If the balance of the fund reaches zero and the fund’s spending continues to surpass its income, total benefits under Medicaid Part A would be reduced by 8 percent in 2040. The reduction would rise to 10 percent by 2056.

The trust fund is used to cover Medicare Part A benefits, which include inpatient hospital services, skilled nursing, home health care, and hospice care.

The fund had a balance of $375.9 billion at the beginning of 2026, which will grow over the next five years. But by 2032, expenses will exceed income, draining the account by 2040 according to the estimate.

The fund operates like a checking account.

Most of the account’s income (about 75 percent) is derived from a 2.9 percent payroll tax, with half paid by employers and half by employees. Another portion, roughly 13 percent, comes from taxes on Social Security benefits.

Other sources of revenue include interest income on the fund balance.

The fund will decline for four reasons, according to the budget office.

First, revenue from the tax on Social Security benefits is now expected to be lower than previous forecasts. That’s because the One Big Beautiful Bill Act lowered tax rates and created a temporary deduction ($6,000 per individual) for taxpayers age 65 or older from 2025 through 2028.
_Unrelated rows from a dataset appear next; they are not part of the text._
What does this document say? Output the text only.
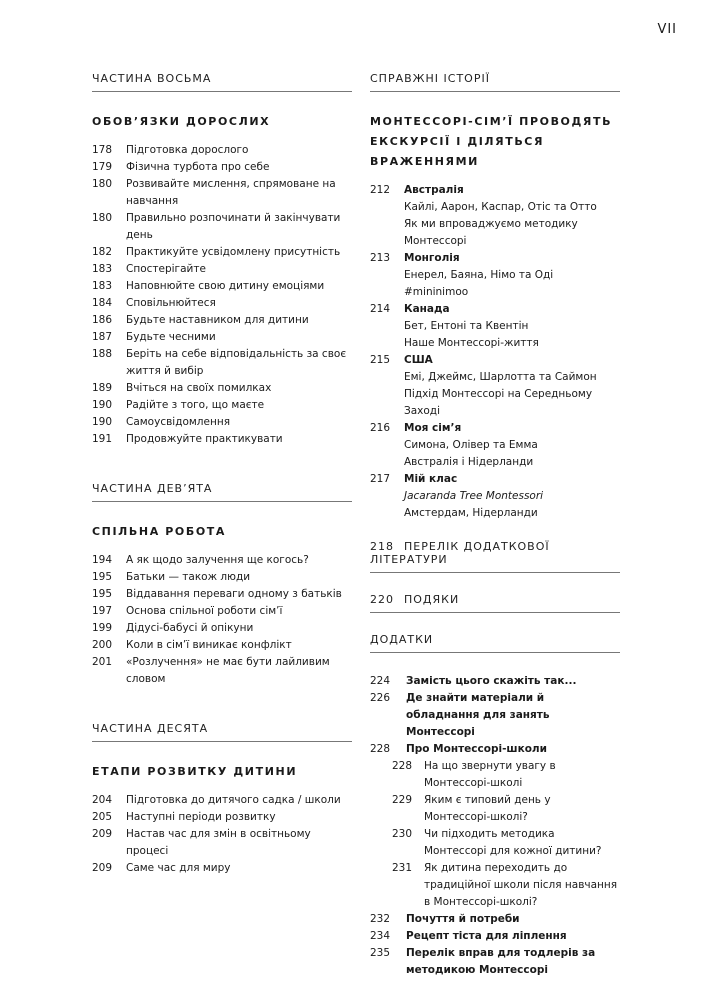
VII
ЧАСТИНА ВОСЬМА
ОБОВ’ЯЗКИ ДОРОСЛИХ
178	Підготовка дорослого
179	Фізична турбота про себе
180	Розвивайте мислення, спрямоване на навчання
180	Правильно розпочинати й закінчувати день
182	Практикуйте усвідомлену присутність
183	Спостерігайте
183	Наповнюйте свою дитину емоціями
184	Сповільнюйтеся
186	Будьте наставником для дитини
187	Будьте чесними
188	Беріть на себе відповідальність за своє життя й вибір
189	Вчіться на своїх помилках
190	Радійте з того, що маєте
190	Самоусвідомлення
191	Продовжуйте практикувати
ЧАСТИНА ДЕВ’ЯТА
СПІЛЬНА РОБОТА
194	А як щодо залучення ще когось?
195	Батьки — також люди
195	Віддавання переваги одному з батьків
197	Основа спільної роботи сім’ї
199	Дідусі-бабусі й опікуни
200	Коли в сім’ї виникає конфлікт
201	«Розлучення» не має бути лайливим словом
ЧАСТИНА ДЕСЯТА
ЕТАПИ РОЗВИТКУ ДИТИНИ
204	Підготовка до дитячого садка / школи
205	Наступні періоди розвитку
209	Настав час для змін в освітньому процесі
209	Саме час для миру
СПРАВЖНІ ІСТОРІЇ
МОНТЕССОРІ-СІМ’Ї ПРОВОДЯТЬ ЕКСКУРСІЇ І ДІЛЯТЬСЯ ВРАЖЕННЯМИ
212	Австралія
Кайлі, Аарон, Каспар, Отіс та Отто
Як ми впроваджуємо методику Монтессорі
213	Монголія
Енерел, Баяна, Німо та Оді
#mininimoo
214	Канада
Бет, Ентоні та Квентін
Наше Монтессорі-життя
215	США
Емі, Джеймс, Шарлотта та Саймон
Підхід Монтессорі на Середньому Заході
216	Моя сім’я
Симона, Олівер та Емма
Австралія і Нідерланди
217	Мій клас
Jacaranda Tree Montessori
Амстердам, Нідерланди
218 ПЕРЕЛІК ДОДАТКОВОЇ ЛІТЕРАТУРИ
220 ПОДЯКИ
ДОДАТКИ
224	Замість цього скажіть так...
226	Де знайти матеріали й обладнання для занять Монтессорі
228	Про Монтессорі-школи
228	На що звернути увагу в Монтессорі-школі
229	Яким є типовий день у Монтессорі-школі?
230	Чи підходить методика Монтессорі для кожної дитини?
231	Як дитина переходить до традиційної школи після навчання в Монтессорі-школі?
232	Почуття й потреби
234	Рецепт тіста для ліплення
235	Перелік вправ для тодлерів за методикою Монтессорі
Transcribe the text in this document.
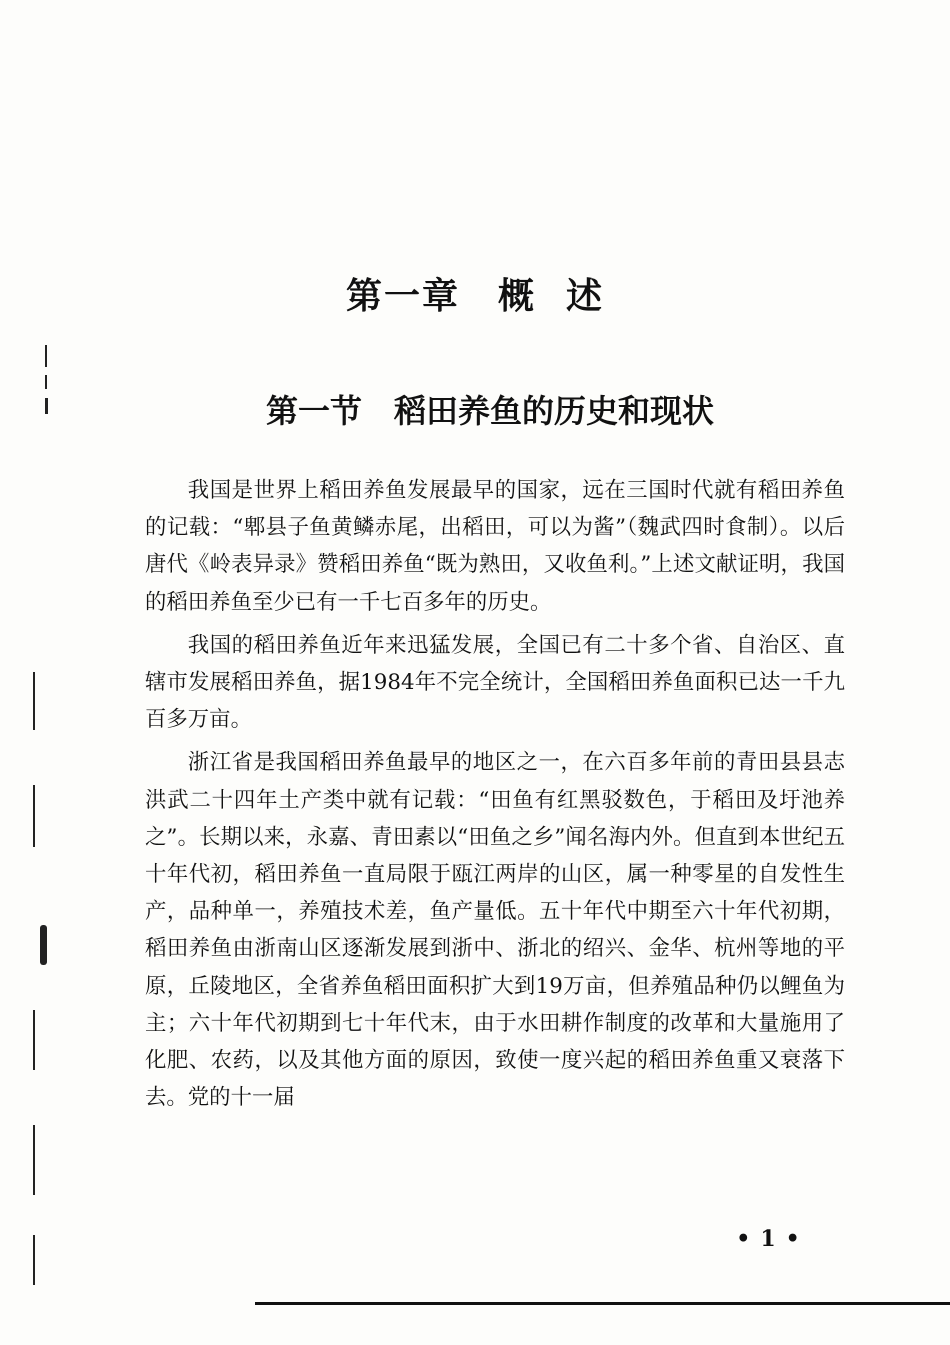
第一章 概 述
第一节 稻田养鱼的历史和现状

我国是世界上稻田养鱼发展最早的国家，远在三国时代就有稻田养鱼的记载：“郫县子鱼黄鳞赤尾，出稻田，可以为酱”（魏武四时食制）。以后唐代《岭表异录》赞稻田养鱼“既为熟田，又收鱼利。”上述文献证明，我国的稻田养鱼至少已有一千七百多年的历史。

我国的稻田养鱼近年来迅猛发展，全国已有二十多个省、自治区、直辖市发展稻田养鱼，据1984年不完全统计，全国稻田养鱼面积已达一千九百多万亩。

浙江省是我国稻田养鱼最早的地区之一，在六百多年前的青田县县志洪武二十四年土产类中就有记载：“田鱼有红黑驳数色，于稻田及圩池养之”。长期以来，永嘉、青田素以“田鱼之乡”闻名海内外。但直到本世纪五十年代初，稻田养鱼一直局限于瓯江两岸的山区，属一种零星的自发性生产，品种单一，养殖技术差，鱼产量低。五十年代中期至六十年代初期，稻田养鱼由浙南山区逐渐发展到浙中、浙北的绍兴、金华、杭州等地的平原，丘陵地区，全省养鱼稻田面积扩大到19万亩，但养殖品种仍以鲤鱼为主；六十年代初期到七十年代末，由于水田耕作制度的改革和大量施用了化肥、农药，以及其他方面的原因，致使一度兴起的稻田养鱼重又衰落下去。党的十一届

•1•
Second, payroll tax revenue is expected to decrease.

Third, as the fund balance diminishes, it will generate less interest income.
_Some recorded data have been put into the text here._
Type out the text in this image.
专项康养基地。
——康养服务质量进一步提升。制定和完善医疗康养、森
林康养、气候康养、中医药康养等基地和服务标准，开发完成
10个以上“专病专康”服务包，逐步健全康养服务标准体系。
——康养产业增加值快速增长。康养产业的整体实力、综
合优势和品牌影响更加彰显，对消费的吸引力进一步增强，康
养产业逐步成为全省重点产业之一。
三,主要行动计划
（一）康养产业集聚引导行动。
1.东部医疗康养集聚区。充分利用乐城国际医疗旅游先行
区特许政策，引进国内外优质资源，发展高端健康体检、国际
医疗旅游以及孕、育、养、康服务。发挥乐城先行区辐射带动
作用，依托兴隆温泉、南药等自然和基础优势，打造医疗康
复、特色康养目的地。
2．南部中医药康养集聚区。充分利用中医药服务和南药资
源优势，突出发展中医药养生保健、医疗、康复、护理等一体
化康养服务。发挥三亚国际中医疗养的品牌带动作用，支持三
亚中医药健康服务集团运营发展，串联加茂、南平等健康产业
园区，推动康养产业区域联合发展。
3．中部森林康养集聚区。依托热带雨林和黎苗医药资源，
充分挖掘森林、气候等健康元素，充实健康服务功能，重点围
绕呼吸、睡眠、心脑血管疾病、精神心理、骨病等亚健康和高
Finally, Medicare spending per enrollee has increased.

In 2025, for every $100 of wages that workers earn nationwide, Medicare Part A spent about $3.40 on hospital costs. By 2050, that spending is projected to rise to $4.60 per $100 of wages.

That’s roughly a 35 percent increase in the cost burden relative to the wage base over the next 25 years.

Rising health care prices and the aging baby boom population are driving Medicare costs, according to a June 2025 Medicare Trustees report.

That report also reckoned that the depletion of the hospital insurance trust fund would occur sooner than previously thought, by three years.

When the fund is depleted, income will cover only 89 percent of Part A benefits.

When Medicare launched in 1965, four workers helped pay for every beneficiary. Today, only 2.8 workers support each beneficiary—and that ratio will continue to shrink through 2040.